Bisnis.com, JAKARTA – Sinovac Biotech Ltd China tengah menguji suntikan inaktifnya terhadap varian B.1.1.529 atau Omicron dalam sejumlah penelitian di laboratoriumnya, namun hasilnya masih belum bisa diumumkan.
Pembaruan ini datang ketika Pfizer Inc, yang membuat vaksin dengan pengguna terbanyak kedua setelah Sinovac, mengatakan bahwa tingkat antibodi penetralisir turun terhadap varian Omicron dibandingkan dengan jenis virus asli, tetapi mereka menyarankan perlunya suntikan booster untuk memberikan perlindungan tambahan bagi orang-orang.
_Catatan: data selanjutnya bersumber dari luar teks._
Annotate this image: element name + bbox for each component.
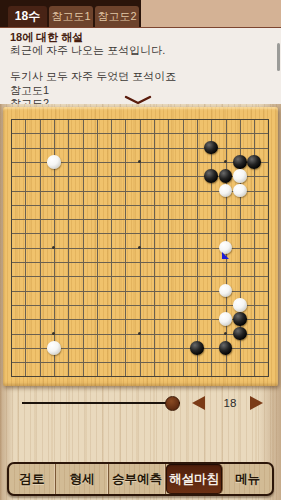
- menu-button[interactable]: 메뉴: [223, 464, 272, 494]
- previous-move-arrow-icon[interactable]: [192, 396, 205, 410]
- commentary-line: 두기사 모두 자주 두었던 포석이죠: [10, 70, 271, 83]
- black-stone: [247, 155, 261, 169]
- black-stone: [219, 169, 233, 183]
- commentary-line: [10, 57, 271, 70]
- white-stone: [219, 312, 233, 326]
- black-stone: [233, 327, 247, 341]
- end-commentary-button[interactable]: 해설마침: [166, 464, 223, 494]
- black-stone: [233, 155, 247, 169]
- tab-reference-diagram-1[interactable]: 참고도1: [49, 6, 93, 27]
- white-stone: [233, 184, 247, 198]
- app-screen: 18수 참고도1 참고도2 18에 대한 해설 최근에 자주 나오는 포석입니다…: [0, 0, 281, 500]
- commentary-line: 최근에 자주 나오는 포석입니다.: [10, 44, 271, 57]
- situation-button[interactable]: 형세: [56, 464, 109, 494]
- last-move-marker-icon: [222, 245, 229, 252]
- tab-move-18[interactable]: 18수: [8, 6, 47, 27]
- bottom-button-bar: 검토형세승부예측해설마침메뉴: [7, 462, 274, 496]
- black-stone: [233, 312, 247, 326]
- black-stone: [219, 341, 233, 355]
- commentary-title: 18에 대한 해설: [10, 31, 271, 44]
- review-button[interactable]: 검토: [9, 464, 56, 494]
- tab-bar: 18수 참고도1 참고도2: [0, 0, 281, 27]
- white-stone: [233, 298, 247, 312]
- white-stone: [47, 341, 61, 355]
- go-board: [3, 107, 278, 386]
- next-move-arrow-icon[interactable]: [250, 396, 263, 410]
- star-point: [224, 332, 227, 335]
- win-prediction-button[interactable]: 승부예측: [109, 464, 166, 494]
- black-stone: [190, 341, 204, 355]
- white-stone: [233, 169, 247, 183]
- move-number-value: 18: [214, 397, 246, 409]
- tab-reference-diagram-2[interactable]: 참고도2: [95, 6, 139, 27]
- white-stone: [47, 155, 61, 169]
- tab-bar-filler: [141, 0, 281, 27]
- chevron-down-icon[interactable]: [124, 91, 152, 101]
- move-slider-track[interactable]: [22, 402, 180, 404]
- black-stone: [204, 169, 218, 183]
- move-slider-thumb[interactable]: [165, 396, 180, 411]
- panel-scrollbar[interactable]: [277, 43, 281, 71]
Demikian dilansir dari Bangkok Post, Kamis (9/12/2021).
Sinovac, vaksin virus corona yang paling banyak digunakan secara global ini sedang melakukan studi serupa yang dilakukan Pfizer, yang menggunakan pseudovirus, pengganti yang dimodifikasi secara genetik untuk patogen sebenarnya, kata seorang perwakilan perusahaan pada Kamis (9/12).
Setidaknya, ini akan memberikan informasi mengenai seberapa besar potensi tembakannya dan apakah masih efektif melindungi terhadap varian Omicron.
Pihak perusahaan menolak untuk mengatakan kapan hasilnya dapat dirilis.
Seberapa baik Sinovac bertahan melawan Omicron masih menjadi pertanyaan besar, terutama sebagian negara berkembang yang bergantung pada vaksin asal China ini, yang lebih mudah disimpan dan diberikan jika dibandingkan dengan vaksin mRNA.
Meskipun masih sangat efektif dalam mencegah penyakit parah dan kematian, vaksin ini melindungi jauh lebih sedikit terhadap penularan dan penyakit simtomatik daripada vaksin mRNA untuk jenis virus asli dan untuk varian Delta.
Perusahaan juga mengatakan sudah mendapatkan varian Omicron dan tengah mempelajari seberapa baik antibodi yang diinduksi vaksin mampu merespons virus hidup.
Varian Omicron, yang pertama kali diidentifikasi di Botswana dan Afrika Selatan ini telah ditetapkan sebagai variant of concern oleh Organisasi Kesehatan Dunia (WHO) pada 26 November lalu.
Kemunculannya memicu kekhawatiran, sebab varian ini memiliki jumlah mutasi yang sangat besar termasuk sekitar 30 mutasi pada protein lonjakan dan 50 mutasi di seluruh sisa virus.
WHO juga telah memberikan peringatan, bahwa hal itu dapat memicu lonjakan dengan konsekuensi yang parah, sehingga negara-negara diminta untuk waspada dan bertindak cepat dalam mencegah varian baru ini.